New World Sourdough is a 2020 cookbook by Bryan Ford. I will not be reproducing Ford’s recipes in my blog. Read his blog, buy his book, support his work.
High Hydration Hijinks
My hydration concerns began before I even started this recipe. My starter, Bradley, has been fed the same diet for months: 2 parts water, 1 part AP flour, 1 part whole wheat flour. When I fed him in preparation for this recipe, my liquid starter seemed more liquid than usual.
This development suspiciously coincided with my first use of a different whole wheat flour–with King Arthur out of stock, I used the kind available at my local bulk food store. Evidently this (unknown to me) brand does not absorb water as well as King Arthur brand. The NWS toasty seed sour recipe is 30% whole wheat flour, so perhaps it is to blame for my later issues as well.
Another avenue I explored: what if my new oven light is hotter than my old one? Perhaps I was “overproofing” my starter. When I checked the temp, it was the optimal 72°, so I don’t believe heat is the culprit.
I have never worked with dough this wet. The recipe calls for 210g water for the seeds, 650g water for the initial dough, plus 50g water if it isn’t wet enough.
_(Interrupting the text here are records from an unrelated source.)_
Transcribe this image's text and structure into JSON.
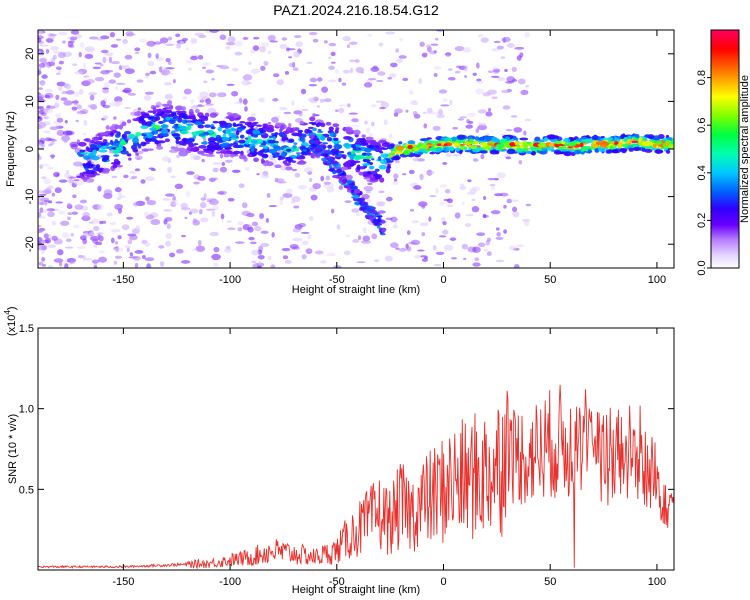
{
  "figure": {
    "title": "PAZ1.2024.216.18.54.G12"
  },
  "chart_data": [
    {
      "type": "heatmap",
      "xlabel": "Height of straight line (km)",
      "ylabel": "Frequency (Hz)",
      "xlim": [
        -190,
        108
      ],
      "ylim": [
        -25,
        25
      ],
      "xticks": [
        -150,
        -100,
        -50,
        0,
        50,
        100
      ],
      "xtick_labels": [
        "-150",
        "-100",
        "-50",
        "0",
        "50",
        "100"
      ],
      "yticks": [
        -20,
        -10,
        0,
        10,
        20
      ],
      "ytick_labels": [
        "-20",
        "-10",
        "0",
        "10",
        "20"
      ],
      "colorbar": {
        "label": "Normalized spectral amplitude",
        "range": [
          0,
          1
        ],
        "ticks": [
          0,
          0.2,
          0.4,
          0.6,
          0.8
        ],
        "tick_labels": [
          "0.0",
          "0.2",
          "0.4",
          "0.6",
          "0.8"
        ],
        "colormap": "rainbow (white-violet-blue-cyan-green-yellow-red)"
      },
      "ridge": {
        "x": [
          -165,
          -150,
          -140,
          -130,
          -120,
          -110,
          -100,
          -90,
          -80,
          -70,
          -60,
          -50,
          -40,
          -30,
          -25,
          -20,
          -10,
          0,
          10,
          20,
          30,
          40,
          50,
          60,
          70,
          80,
          90,
          100,
          108
        ],
        "y": [
          -2,
          1,
          4,
          5,
          4,
          3,
          3,
          2,
          1,
          0,
          3,
          1,
          -1,
          -3,
          -1,
          0,
          0.5,
          1,
          1,
          0.8,
          1,
          0.5,
          1,
          0.5,
          1,
          1,
          1.5,
          1,
          1
        ]
      },
      "grid": false
    },
    {
      "type": "line",
      "xlabel": "Height of straight line (km)",
      "ylabel": "SNR (10 * v/v)",
      "y_multiplier": "(x10",
      "y_multiplier_exp": "4",
      "y_multiplier_close": ")",
      "xlim": [
        -190,
        108
      ],
      "ylim": [
        0,
        1.5
      ],
      "xticks": [
        -150,
        -100,
        -50,
        0,
        50,
        100
      ],
      "xtick_labels": [
        "-150",
        "-100",
        "-50",
        "0",
        "50",
        "100"
      ],
      "yticks": [
        0.5,
        1.0,
        1.5
      ],
      "ytick_labels": [
        "0.5",
        "1.0",
        "1.5"
      ],
      "line_color": "#e8302c",
      "series": [
        {
          "x": [
            -190,
            -170,
            -150,
            -130,
            -110,
            -100,
            -90,
            -80,
            -70,
            -60,
            -50,
            -45,
            -40,
            -35,
            -30,
            -25,
            -20,
            -15,
            -10,
            -5,
            0,
            5,
            10,
            15,
            20,
            25,
            30,
            35,
            40,
            45,
            50,
            55,
            60,
            62,
            65,
            67,
            70,
            75,
            80,
            85,
            90,
            92,
            95,
            100,
            105,
            108
          ],
          "y": [
            0.02,
            0.02,
            0.02,
            0.03,
            0.04,
            0.06,
            0.08,
            0.12,
            0.1,
            0.08,
            0.12,
            0.2,
            0.25,
            0.3,
            0.35,
            0.3,
            0.4,
            0.35,
            0.42,
            0.45,
            0.5,
            0.55,
            0.55,
            0.58,
            0.6,
            0.65,
            0.7,
            0.72,
            0.7,
            0.75,
            0.78,
            0.8,
            0.75,
            0.7,
            0.72,
            0.8,
            0.68,
            0.7,
            0.72,
            0.7,
            0.75,
            0.72,
            0.6,
            0.55,
            0.45,
            0.4
          ]
        }
      ],
      "grid": false
    }
  ]
}
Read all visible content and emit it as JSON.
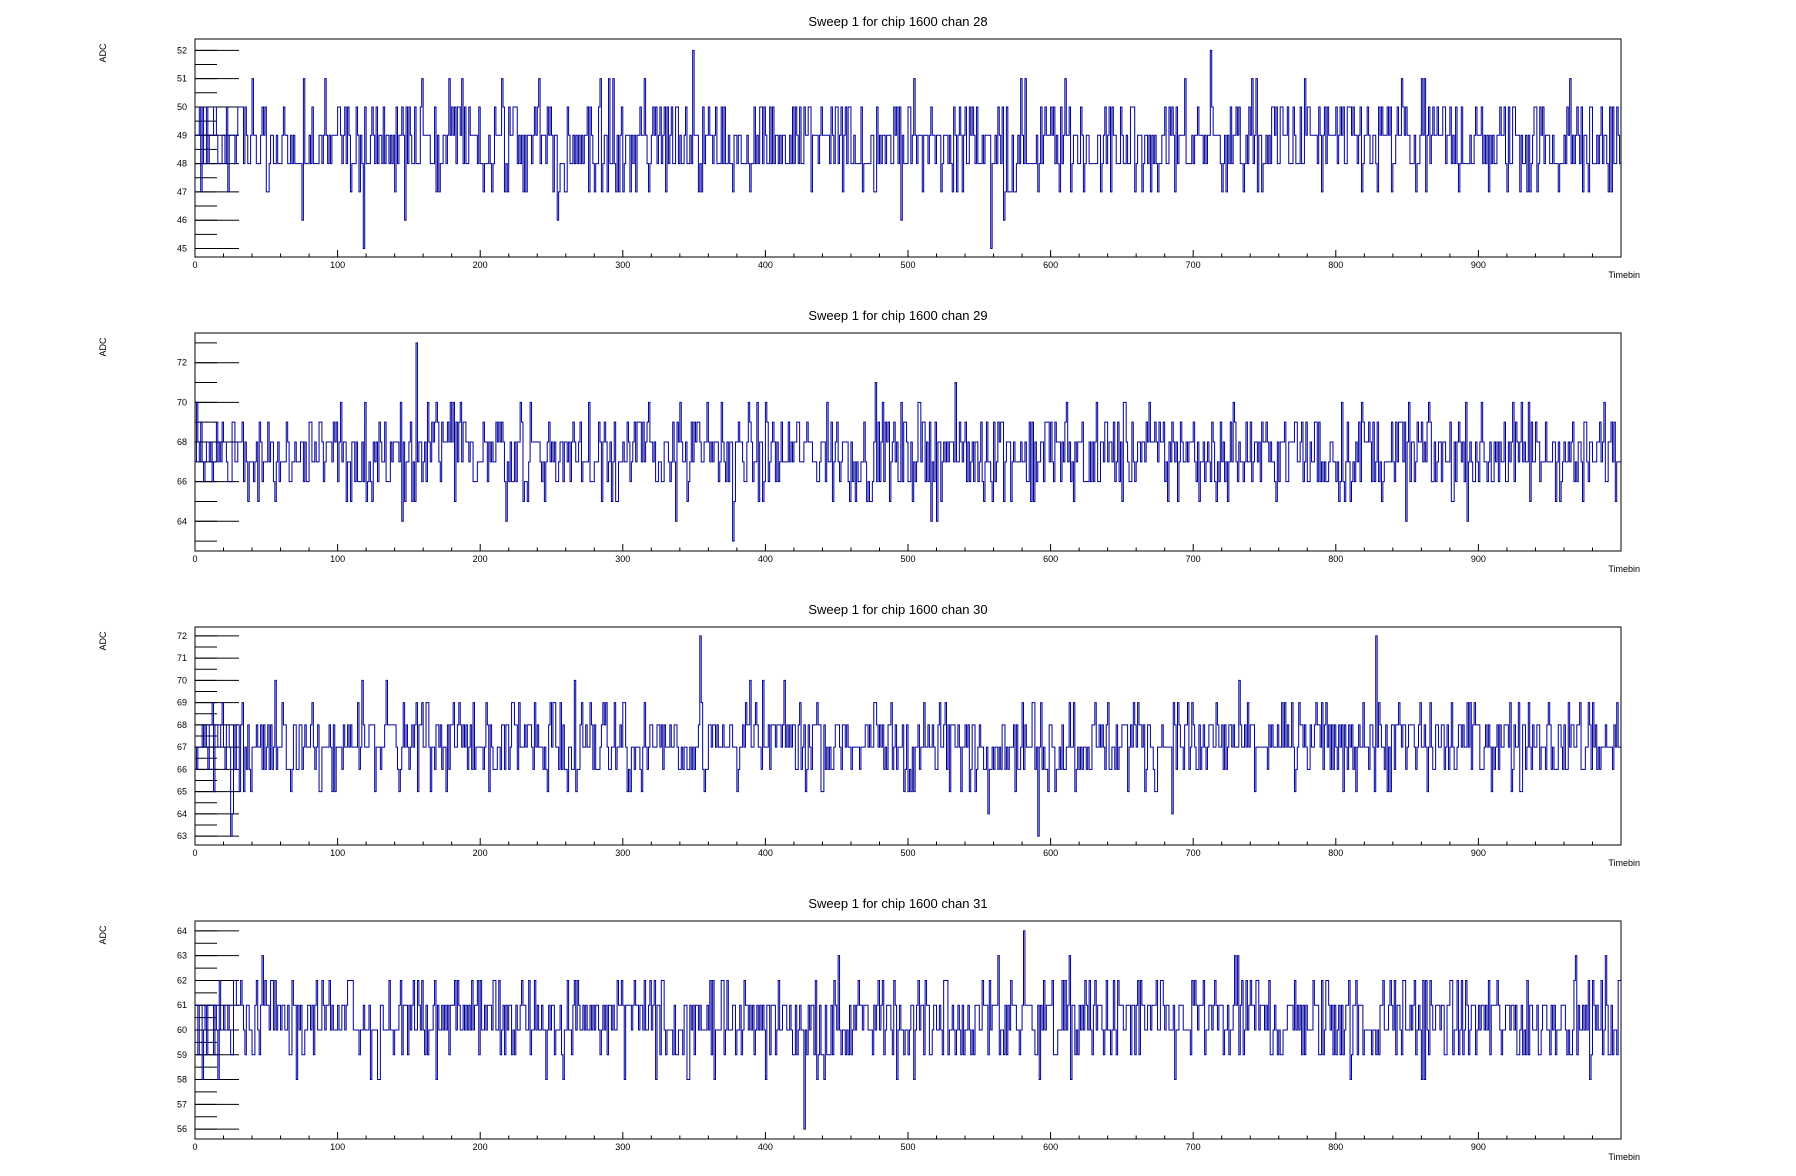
{
  "chart_data": [
    {
      "type": "line",
      "title": "Sweep 1 for chip 1600 chan 28",
      "xlabel": "Timebin",
      "ylabel": "ADC",
      "xlim": [
        0,
        1000
      ],
      "ylim": [
        44.7,
        52.4
      ],
      "xticks": [
        0,
        100,
        200,
        300,
        400,
        500,
        600,
        700,
        800,
        900
      ],
      "yticks": [
        45,
        46,
        47,
        48,
        49,
        50,
        51,
        52
      ],
      "baseline": 48.7,
      "spread": 1.2,
      "lo": 45,
      "hi": 52,
      "seed": 28,
      "series": [
        {
          "values": [],
          "color": "#000099"
        }
      ]
    },
    {
      "type": "line",
      "title": "Sweep 1 for chip 1600 chan 29",
      "xlabel": "Timebin",
      "ylabel": "ADC",
      "xlim": [
        0,
        1000
      ],
      "ylim": [
        62.5,
        73.5
      ],
      "xticks": [
        0,
        100,
        200,
        300,
        400,
        500,
        600,
        700,
        800,
        900
      ],
      "yticks": [
        64,
        66,
        68,
        70,
        72
      ],
      "baseline": 67.4,
      "spread": 1.6,
      "lo": 63,
      "hi": 73,
      "seed": 29,
      "series": [
        {
          "values": [],
          "color": "#000099"
        }
      ]
    },
    {
      "type": "line",
      "title": "Sweep 1 for chip 1600 chan 30",
      "xlabel": "Timebin",
      "ylabel": "ADC",
      "xlim": [
        0,
        1000
      ],
      "ylim": [
        62.6,
        72.4
      ],
      "xticks": [
        0,
        100,
        200,
        300,
        400,
        500,
        600,
        700,
        800,
        900
      ],
      "yticks": [
        63,
        64,
        65,
        66,
        67,
        68,
        69,
        70,
        71,
        72
      ],
      "baseline": 67.2,
      "spread": 1.3,
      "lo": 63,
      "hi": 72,
      "seed": 30,
      "series": [
        {
          "values": [],
          "color": "#000099"
        }
      ]
    },
    {
      "type": "line",
      "title": "Sweep 1 for chip 1600 chan 31",
      "xlabel": "Timebin",
      "ylabel": "ADC",
      "xlim": [
        0,
        1000
      ],
      "ylim": [
        55.6,
        64.4
      ],
      "xticks": [
        0,
        100,
        200,
        300,
        400,
        500,
        600,
        700,
        800,
        900
      ],
      "yticks": [
        56,
        57,
        58,
        59,
        60,
        61,
        62,
        63,
        64
      ],
      "baseline": 60.4,
      "spread": 1.25,
      "lo": 56,
      "hi": 64,
      "seed": 31,
      "series": [
        {
          "values": [],
          "color": "#000099"
        }
      ]
    }
  ]
}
This would be 91% hydration. I can’t imagine a scenario where the 50g is needed, so mine ended up being 86% hydration. That is incredibly high.
Perhaps there is some great benefit to having a liquid dough, and I’m sure better bakers can manipulate this level of hydration with aplomb. As for me and mine, it was mostly an anxiety inducing pain in the neck. Nevertheless, I read some high hydration dough tips online and gained confidence. I have done this many times before, it’s just been a while.
Toasty Seed Uncertainty
After soaking the seeds in water overnight, I used a strainer and a bowl to drain off the thick, syrupy liquid. When mixed into dough, this filled the kitchen with a seedy, nutty scent before any seeds were added.
The recipe only calls for two folds, but the loose consistency of the dough compelled me to fold it a third time. I think it may have needed more folds; perhaps four within the first two hours.
When the time came for shaping, I preshaped it for a 20 minute bench rest to encourage structural integrity. It didn’t totally flatten out after this rest, so I went ahead with the final shaping and put them in bannetons overnight.
Like always, I used brown rice flour to prepare the bannetons for shaping. Unlike always, the dough was so wet it leached out during proofing. Instead of brushing off easily, this flour was wet goo when I removed the loaves after proofing. I was amazed (and a little grossed out).
If I had this to do again, I would use only 550g in the initial dough, and I would still add the seed-soaked liquid. I would only add more water if the dough was particularly dry.
Trick or Treat
I decided to get into the spirit of the season and attempt a pumpkin-shaped loaf. The basic technique is to tie twine around the dough after it has proofed, immediately before baking. There are different schools of thought on how many lengths of twine should be used; I’ve seen anywhere from three to six. I used five for one and four for another. Each were at least 24 inches long.
More important than the number of strings is the evenness in their application. Once the dough is out and you are tying the strings, it is difficult to keep your perfect angles from becoming more or less acute. The goal is a pumpkin with equally wide segments. I would err on the side of fewer strings (especially as a beginner) simply because that is easier to keep in control.
I greased the twine in a couple different ways. For the first loaf, I pulled each string through a clump of coconut oil. For the second, I sprayed them all down with baking spray. In both cases the twine stuck to the loaf somewhat, leaving a fuzzy residue. In the first loaf, the bread baked around he twine itself, but I was able to pull it out without much trouble.

I tied each string and snipped off the excess. Next time I would probably give the dough more room, so that the twine isn’t indenting the sides before it’s baked. (Of course, the dough was so wet it would probably have seeped between the strings, no matter how loose.)
I’ve seen these loaves both scored and unscored. I tried some fancy (for me) scores, but the wet dough absorbed the breaks in baking.
I normally bake boules in dutch ovens. Transferring them from the scoring area to the oven usually results in some wonky bottom shapes. To avoid unneccesary shaping issues for my pumpkins, I baked these on a baking stone. I remembered to preheat my cast iron skillet and added 1/2c cold water upon baking for steam.
Verdict
These loaves did not have much of an oven spring. I only cut one open myself, and it had the signs of what I believe is an underproofed loaf: the crumb was tight in the center and compressed at the bottom, with big holes near the top.
I baked the two loaves in succession; the second loaf had about an hour longer to proof and appeared to rise higher. I’m convinced that the liquid weighed down the dough too much for a healthy rise.

Despite all imperfections, the toasty seed sour was a tasty bread. Sliced thin and eaten with butter, I enjoyed this bread for days. I am partial to toasted nuts and seeds in bread, and I expect to return to this recipe.
In the future I will use less water, do more folds, use a more basic shaping technique, and allow for the maximum proofing time. What can go wrong? I can’t wait to find out.